The '326 patent generally pertains to transmitting data as coded bits by performing a "circular shift" with a length related to a modulation order and number of transmissions and then transmitting the circularly shifted bits. The court adopted one construction by agreement, for "with a variable length related to a modulation order and a number of transmissions", ruled that each preamble is again limiting, and construing "circular shift" to mean "an operation that moves a sequence of bits from one end of an ordered group of bits to the other end".

STC.UNM began this campaign by suing TP-Link in April 2019, adding a suit against Apple in July, and suits against ASUSTek and D-Link in February 2020. Earlier in June, the plaintiff hit Dell with a lawsuit, also asserting the same three patents. The Apple case raced ahead of the cases filed before the one against it because the TP-Link suit has become bogged down in issues surrounding service on a foreign entity, an issue the same court has considered in STC.UNM's second April 2019 campaign, concerning homegrown semiconductor fabrication patents. STC.UNM has also filed motions to effect alternative service on ASUSTek and D-Link.

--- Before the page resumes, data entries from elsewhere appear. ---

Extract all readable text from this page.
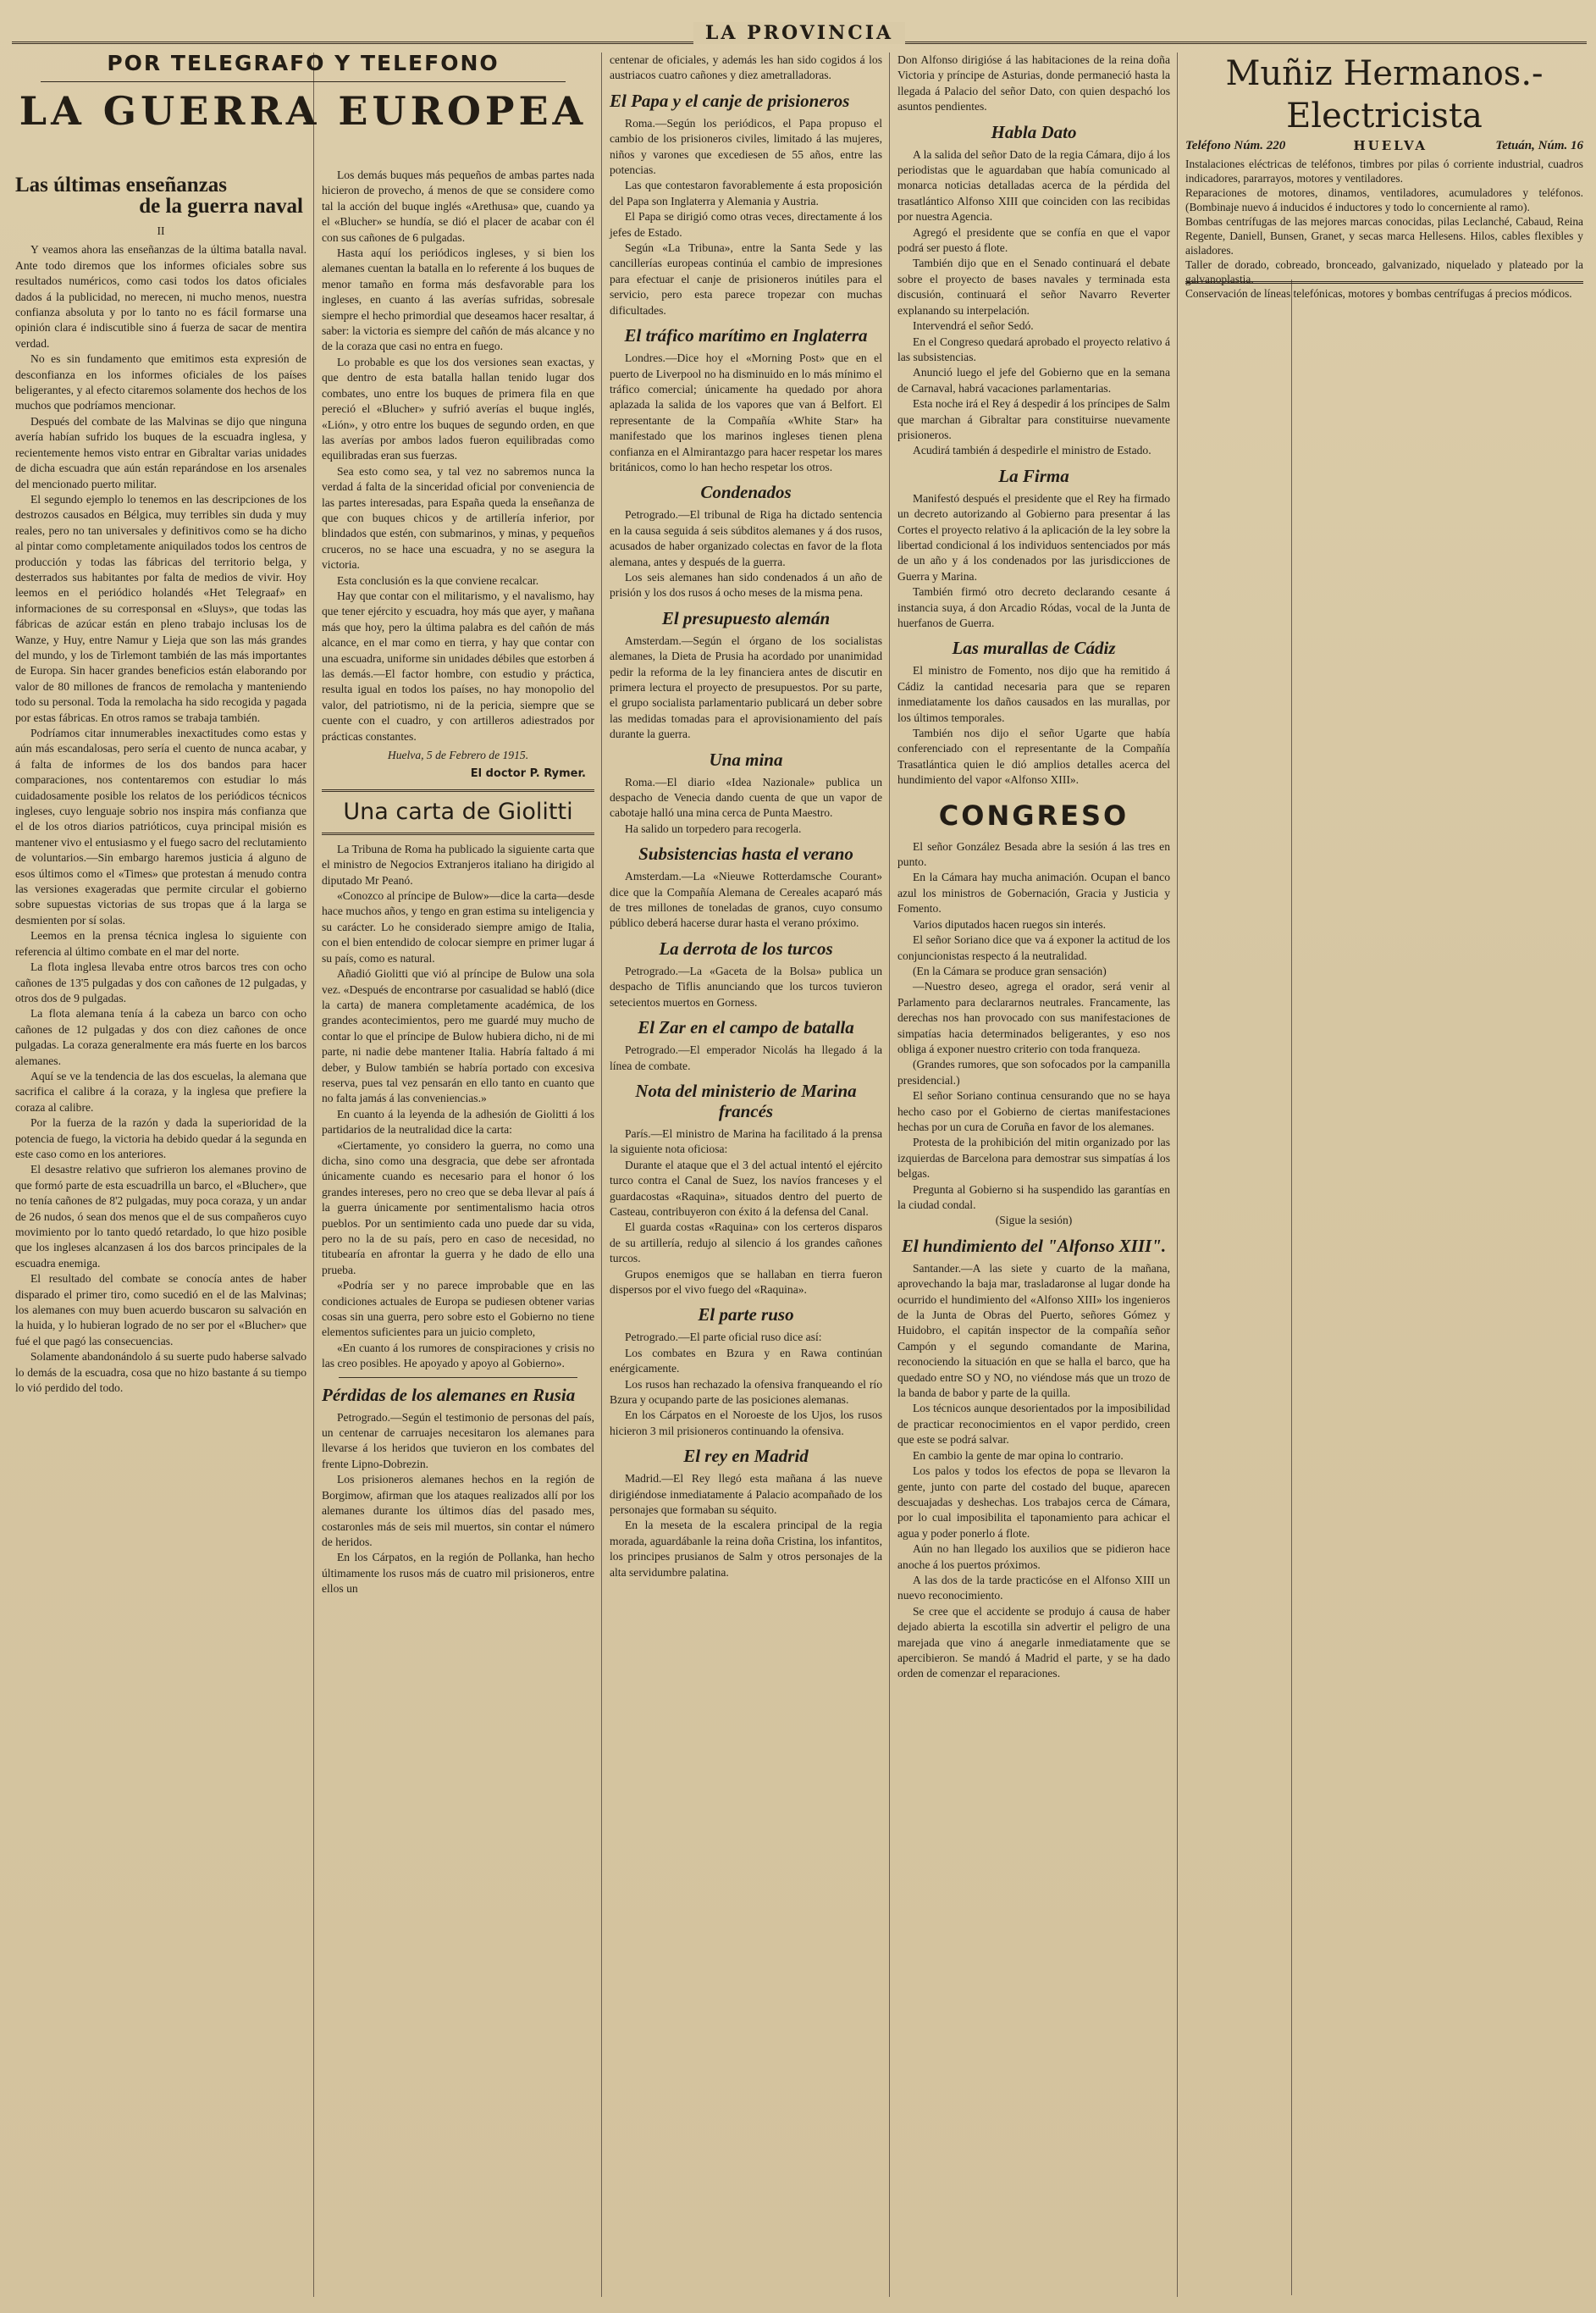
LA PROVINCIA
POR TELEGRAFO Y TELEFONO
LA GUERRA EUROPEA
Las últimas enseñanzas
de la guerra naval
II

Y veamos ahora las enseñanzas de la última batalla naval. Ante todo diremos que los informes oficiales sobre sus resultados numéricos, como casi todos los datos oficiales dados á la publicidad, no merecen, ni mucho menos, nuestra confianza absoluta y por lo tanto no es fácil formarse una opinión clara é indiscutible sino á fuerza de sacar de mentira verdad.

No es sin fundamento que emitimos esta expresión de desconfianza en los informes oficiales de los países beligerantes, y al efecto citaremos solamente dos hechos de los muchos que podríamos mencionar.

Después del combate de las Malvinas se dijo que ninguna avería habían sufrido los buques de la escuadra inglesa, y recientemente hemos visto entrar en Gibraltar varias unidades de dicha escuadra que aún están reparándose en los arsenales del mencionado puerto militar.

El segundo ejemplo lo tenemos en las descripciones de los destrozos causados en Bélgica, muy terribles sin duda y muy reales, pero no tan universales y definitivos como se ha dicho al pintar como completamente aniquilados todos los centros de producción y todas las fábricas del territorio belga, y desterrados sus habitantes por falta de medios de vivir. Hoy leemos en el periódico holandés «Het Telegraaf» en informaciones de su corresponsal en «Sluys», que todas las fábricas de azúcar están en pleno trabajo inclusas los de Wanze, y Huy, entre Namur y Lieja que son las más grandes del mundo, y los de Tirlemont también de las más importantes de Europa. Sin hacer grandes beneficios están elaborando por valor de 80 millones de francos de remolacha y manteniendo todo su personal. Toda la remolacha ha sido recogida y pagada por estas fábricas. En otros ramos se trabaja también.

Podríamos citar innumerables inexactitudes como estas y aún más escandalosas, pero sería el cuento de nunca acabar, y á falta de informes de los dos bandos para hacer comparaciones, nos contentaremos con estudiar lo más cuidadosamente posible los relatos de los periódicos técnicos ingleses, cuyo lenguaje sobrio nos inspira más confianza que el de los otros diarios patrióticos, cuya principal misión es mantener vivo el entusiasmo y el fuego sacro del reclutamiento de voluntarios.—Sin embargo haremos justicia á alguno de esos últimos como el «Times» que protestan á menudo contra las versiones exageradas que permite circular el gobierno sobre supuestas victorias de sus tropas que á la larga se desmienten por sí solas.

Leemos en la prensa técnica inglesa lo siguiente con referencia al último combate en el mar del norte.

La flota inglesa llevaba entre otros barcos tres con ocho cañones de 13'5 pulgadas y dos con cañones de 12 pulgadas, y otros dos de 9 pulgadas.

La flota alemana tenía á la cabeza un barco con ocho cañones de 12 pulgadas y dos con diez cañones de once pulgadas. La coraza generalmente era más fuerte en los barcos alemanes.

Aquí se ve la tendencia de las dos escuelas, la alemana que sacrifica el calibre á la coraza, y la inglesa que prefiere la coraza al calibre.

Por la fuerza de la razón y dada la superioridad de la potencia de fuego, la victoria ha debido quedar á la segunda en este caso como en los anteriores.

El desastre relativo que sufrieron los alemanes provino de que formó parte de esta escuadrilla un barco, el «Blucher», que no tenía cañones de 8'2 pulgadas, muy poca coraza, y un andar de 26 nudos, ó sean dos menos que el de sus compañeros cuyo movimiento por lo tanto quedó retardado, lo que hizo posible que los ingleses alcanzasen á los dos barcos principales de la escuadra enemiga.

El resultado del combate se conocía antes de haber disparado el primer tiro, como sucedió en el de las Malvinas; los alemanes con muy buen acuerdo buscaron su salvación en la huida, y lo hubieran logrado de no ser por el «Blucher» que fué el que pagó las consecuencias.

Solamente abandonándolo á su suerte pudo haberse salvado lo demás de la escuadra, cosa que no hizo bastante á su tiempo lo vió perdido del todo.

Los demás buques más pequeños de ambas partes nada hicieron de provecho, á menos de que se considere como tal la acción del buque inglés «Arethusa» que, cuando ya el «Blucher» se hundía, se dió el placer de acabar con él con sus cañones de 6 pulgadas.

Hasta aquí los periódicos ingleses, y si bien los alemanes cuentan la batalla en lo referente á los buques de menor tamaño en forma más desfavorable para los ingleses, en cuanto á las averías sufridas, sobresale siempre el hecho primordial que deseamos hacer resaltar, á saber: la victoria es siempre del cañón de más alcance y no de la coraza que casi no entra en fuego.

Lo probable es que los dos versiones sean exactas, y que dentro de esta batalla hallan tenido lugar dos combates, uno entre los buques de primera fila en que pereció el «Blucher» y sufrió averías el buque inglés, «Lión», y otro entre los buques de segundo orden, en que las averías por ambos lados fueron equilibradas como equilibradas eran sus fuerzas.

Sea esto como sea, y tal vez no sabremos nunca la verdad á falta de la sinceridad oficial por conveniencia de las partes interesadas, para España queda la enseñanza de que con buques chicos y de artillería inferior, por blindados que estén, con submarinos, y minas, y pequeños cruceros, no se hace una escuadra, y no se asegura la victoria.

Esta conclusión es la que conviene recalcar.

Hay que contar con el militarismo, y el navalismo, hay que tener ejército y escuadra, hoy más que ayer, y mañana más que hoy, pero la última palabra es del cañón de más alcance, en el mar como en tierra, y hay que contar con una escuadra, uniforme sin unidades débiles que estorben á las demás.—El factor hombre, con estudio y práctica, resulta igual en todos los países, no hay monopolio del valor, del patriotismo, ni de la pericia, siempre que se cuente con el cuadro, y con artilleros adiestrados por prácticas constantes.

Huelva, 5 de Febrero de 1915.
El doctor P. Rymer.
Una carta de Giolitti

La Tribuna de Roma ha publicado la siguiente carta que el ministro de Negocios Extranjeros italiano ha dirigido al diputado Mr Peanó.

«Conozco al príncipe de Bulow»—dice la carta—desde hace muchos años, y tengo en gran estima su inteligencia y su carácter. Lo he considerado siempre amigo de Italia, con el bien entendido de colocar siempre en primer lugar á su país, como es natural.

Añadió Giolitti que vió al príncipe de Bulow una sola vez. «Después de encontrarse por casualidad se habló (dice la carta) de manera completamente académica, de los grandes acontecimientos, pero me guardé muy mucho de contar lo que el príncipe de Bulow hubiera dicho, ni de mi parte, ni nadie debe mantener Italia. Habría faltado á mi deber, y Bulow también se habría portado con excesiva reserva, pues tal vez pensarán en ello tanto en cuanto que no falta jamás á las conveniencias.»

En cuanto á la leyenda de la adhesión de Giolitti á los partidarios de la neutralidad dice la carta:

«Ciertamente, yo considero la guerra, no como una dicha, sino como una desgracia, que debe ser afrontada únicamente cuando es necesario para el honor ó los grandes intereses, pero no creo que se deba llevar al país á la guerra únicamente por sentimentalismo hacia otros pueblos. Por un sentimiento cada uno puede dar su vida, pero no la de su país, pero en caso de necesidad, no titubearía en afrontar la guerra y he dado de ello una prueba.

«Podría ser y no parece improbable que en las condiciones actuales de Europa se pudiesen obtener varias cosas sin una guerra, pero sobre esto el Gobierno no tiene elementos suficientes para un juicio completo,

«En cuanto á los rumores de conspiraciones y crisis no las creo posibles. He apoyado y apoyo al Gobierno».

Pérdidas de los alemanes en Rusia

Petrogrado.—Según el testimonio de personas del país, un centenar de carruajes necesitaron los alemanes para llevarse á los heridos que tuvieron en los combates del frente Lipno-Dobrezin.

Los prisioneros alemanes hechos en la región de Borgimow, afirman que los ataques realizados allí por los alemanes durante los últimos días del pasado mes, costaronles más de seis mil muertos, sin contar el número de heridos.

En los Cárpatos, en la región de Pollanka, han hecho últimamente los rusos más de cuatro mil prisioneros, entre ellos un

centenar de oficiales, y además les han sido cogidos á los austriacos cuatro cañones y diez ametralladoras.

El Papa y el canje de prisioneros

Roma.—Según los periódicos, el Papa propuso el cambio de los prisioneros civiles, limitado á las mujeres, niños y varones que excediesen de 55 años, entre las potencias.

Las que contestaron favorablemente á esta proposición del Papa son Inglaterra y Alemania y Austria.

El Papa se dirigió como otras veces, directamente á los jefes de Estado.

Según «La Tribuna», entre la Santa Sede y las cancillerías europeas continúa el cambio de impresiones para efectuar el canje de prisioneros inútiles para el servicio, pero esta parece tropezar con muchas dificultades.

El tráfico marítimo en Inglaterra

Londres.—Dice hoy el «Morning Post» que en el puerto de Liverpool no ha disminuido en lo más mínimo el tráfico comercial; únicamente ha quedado por ahora aplazada la salida de los vapores que van á Belfort. El representante de la Compañía «White Star» ha manifestado que los marinos ingleses tienen plena confianza en el Almirantazgo para hacer respetar los mares británicos, como lo han hecho respetar los otros.

Condenados

Petrogrado.—El tribunal de Riga ha dictado sentencia en la causa seguida á seis súbditos alemanes y á dos rusos, acusados de haber organizado colectas en favor de la flota alemana, antes y después de la guerra.

Los seis alemanes han sido condenados á un año de prisión y los dos rusos á ocho meses de la misma pena.

El presupuesto alemán

Amsterdam.—Según el órgano de los socialistas alemanes, la Dieta de Prusia ha acordado por unanimidad pedir la reforma de la ley financiera antes de discutir en primera lectura el proyecto de presupuestos. Por su parte, el grupo socialista parlamentario publicará un deber sobre las medidas tomadas para el aprovisionamiento del país durante la guerra.

Una mina

Roma.—El diario «Idea Nazionale» publica un despacho de Venecia dando cuenta de que un vapor de cabotaje halló una mina cerca de Punta Maestro.

Ha salido un torpedero para recogerla.

Subsistencias hasta el verano

Amsterdam.—La «Nieuwe Rotterdamsche Courant» dice que la Compañía Alemana de Cereales acaparó más de tres millones de toneladas de granos, cuyo consumo público deberá hacerse durar hasta el verano próximo.

La derrota de los turcos

Petrogrado.—La «Gaceta de la Bolsa» publica un despacho de Tiflis anunciando que los turcos tuvieron setecientos muertos en Gorness.

El Zar en el campo de batalla

Petrogrado.—El emperador Nicolás ha llegado á la línea de combate.

Nota del ministerio de Marina francés

París.—El ministro de Marina ha facilitado á la prensa la siguiente nota oficiosa:

Durante el ataque que el 3 del actual intentó el ejército turco contra el Canal de Suez, los navíos franceses y el guardacostas «Raquina», situados dentro del puerto de Casteau, contribuyeron con éxito á la defensa del Canal.

El guarda costas «Raquina» con los certeros disparos de su artillería, redujo al silencio á los grandes cañones turcos.

Grupos enemigos que se hallaban en tierra fueron dispersos por el vivo fuego del «Raquina».

El parte ruso

Petrogrado.—El parte oficial ruso dice así:

Los combates en Bzura y en Rawa continúan enérgicamente.

Los rusos han rechazado la ofensiva franqueando el río Bzura y ocupando parte de las posiciones alemanas.

En los Cárpatos en el Noroeste de los Ujos, los rusos hicieron 3 mil prisioneros continuando la ofensiva.

El rey en Madrid

Madrid.—El Rey llegó esta mañana á las nueve dirigiéndose inmediatamente á Palacio acompañado de los personajes que formaban su séquito.

En la meseta de la escalera principal de la regia morada, aguardábanle la reina doña Cristina, los infantitos, los principes prusianos de Salm y otros personajes de la alta servidumbre palatina.

Don Alfonso dirigióse á las habitaciones de la reina doña Victoria y príncipe de Asturias, donde permaneció hasta la llegada á Palacio del señor Dato, con quien despachó los asuntos pendientes.

Habla Dato

A la salida del señor Dato de la regia Cámara, dijo á los periodistas que le aguardaban que había comunicado al monarca noticias detalladas acerca de la pérdida del trasatlántico Alfonso XIII que coinciden con las recibidas por nuestra Agencia.

Agregó el presidente que se confía en que el vapor podrá ser puesto á flote.

También dijo que en el Senado continuará el debate sobre el proyecto de bases navales y terminada esta discusión, continuará el señor Navarro Reverter explanando su interpelación.

Intervendrá el señor Sedó.

En el Congreso quedará aprobado el proyecto relativo á las subsistencias.

Anunció luego el jefe del Gobierno que en la semana de Carnaval, habrá vacaciones parlamentarias.

Esta noche irá el Rey á despedir á los príncipes de Salm que marchan á Gibraltar para constituirse nuevamente prisioneros.

Acudirá también á despedirle el ministro de Estado.

La Firma

Manifestó después el presidente que el Rey ha firmado un decreto autorizando al Gobierno para presentar á las Cortes el proyecto relativo á la aplicación de la ley sobre la libertad condicional á los individuos sentenciados por más de un año y á los condenados por las jurisdicciones de Guerra y Marina.

También firmó otro decreto declarando cesante á instancia suya, á don Arcadio Ródas, vocal de la Junta de huerfanos de Guerra.

Las murallas de Cádiz

El ministro de Fomento, nos dijo que ha remitido á Cádiz la cantidad necesaria para que se reparen inmediatamente los daños causados en las murallas, por los últimos temporales.

También nos dijo el señor Ugarte que había conferenciado con el representante de la Compañía Trasatlántica quien le dió amplios detalles acerca del hundimiento del vapor «Alfonso XIII».

CONGRESO

El señor González Besada abre la sesión á las tres en punto.

En la Cámara hay mucha animación. Ocupan el banco azul los ministros de Gobernación, Gracia y Justicia y Fomento.

Varios diputados hacen ruegos sin interés.

El señor Soriano dice que va á exponer la actitud de los conjuncionistas respecto á la neutralidad.

(En la Cámara se produce gran sensación)

—Nuestro deseo, agrega el orador, será venir al Parlamento para declararnos neutrales. Francamente, las derechas nos han provocado con sus manifestaciones de simpatías hacia determinados beligerantes, y eso nos obliga á exponer nuestro criterio con toda franqueza.

(Grandes rumores, que son sofocados por la campanilla presidencial.)

El señor Soriano continua censurando que no se haya hecho caso por el Gobierno de ciertas manifestaciones hechas por un cura de Coruña en favor de los alemanes.

Protesta de la prohibición del mitin organizado por las izquierdas de Barcelona para demostrar sus simpatías á los belgas.

Pregunta al Gobierno si ha suspendido las garantías en la ciudad condal.

(Sigue la sesión)

El hundimiento del "Alfonso XIII".

Santander.—A las siete y cuarto de la mañana, aprovechando la baja mar, trasladaronse al lugar donde ha ocurrido el hundimiento del «Alfonso XIII» los ingenieros de la Junta de Obras del Puerto, señores Gómez y Huidobro, el capitán inspector de la compañía señor Campón y el segundo comandante de Marina, reconociendo la situación en que se halla el barco, que ha quedado entre SO y NO, no viéndose más que un trozo de la banda de babor y parte de la quilla.

Los técnicos aunque desorientados por la imposibilidad de practicar reconocimientos en el vapor perdido, creen que este se podrá salvar.

En cambio la gente de mar opina lo contrario.

Los palos y todos los efectos de popa se llevaron la gente, junto con parte del costado del buque, aparecen descuajadas y deshechas. Los trabajos cerca de Cámara, por lo cual imposibilita el taponamiento para achicar el agua y poder ponerlo á flote.

Aún no han llegado los auxilios que se pidieron hace anoche á los puertos próximos.

A las dos de la tarde practicóse en el Alfonso XIII un nuevo reconocimiento.

Se cree que el accidente se produjo á causa de haber dejado abierta la escotilla sin advertir el peligro de una marejada que vino á anegarle inmediatamente que se apercibieron. Se mandó á Madrid el parte, y se ha dado orden de comenzar el reparaciones.

Muñiz Hermanos.-Electricista
Teléfono Núm. 220	HUELVA	Tetuán, Núm. 16

Instalaciones eléctricas de teléfonos, timbres por pilas ó corriente industrial, cuadros indicadores, pararrayos, motores y ventiladores.

Reparaciones de motores, dinamos, ventiladores, acumuladores y teléfonos. (Bombinaje nuevo á inducidos é inductores y todo lo concerniente al ramo).

Bombas centrífugas de las mejores marcas conocidas, pilas Leclanché, Cabaud, Reina Regente, Daniell, Bunsen, Granet, y secas marca Hellesens. Hilos, cables flexibles y aisladores.

Taller de dorado, cobreado, bronceado, galvanizado, niquelado y plateado por la galvanoplastia.

Conservación de líneas telefónicas, motores y bombas centrífugas á precios módicos.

Judge Albright denied Apple's motion to transfer and then moved into claim construction. In support of its request for a writ of mandamus from the Federal Circuit (2020-0127) reversing Judge Albright's denial of the transfer motion, Apple argues that "[n]either 'the convenience of parties and witnesses' nor 'the interest of justice' links this litigation to Texas" as a "New Mexico plaintiff is suing a California defendant based on patents developed in Taiwan and technology developed in California". Apple contends that STC.UNM's "real theory" is that because it has a "significant presence" in Austin, the company can "never obtain transfer out of the Western District of Texas". While denying Apple's request to move the case to California, Judge Albright granted a "transfer" to the Austin Division of the district (from the Waco Division) while continuing to preside over the litigation. 6/12, Western District of Texas.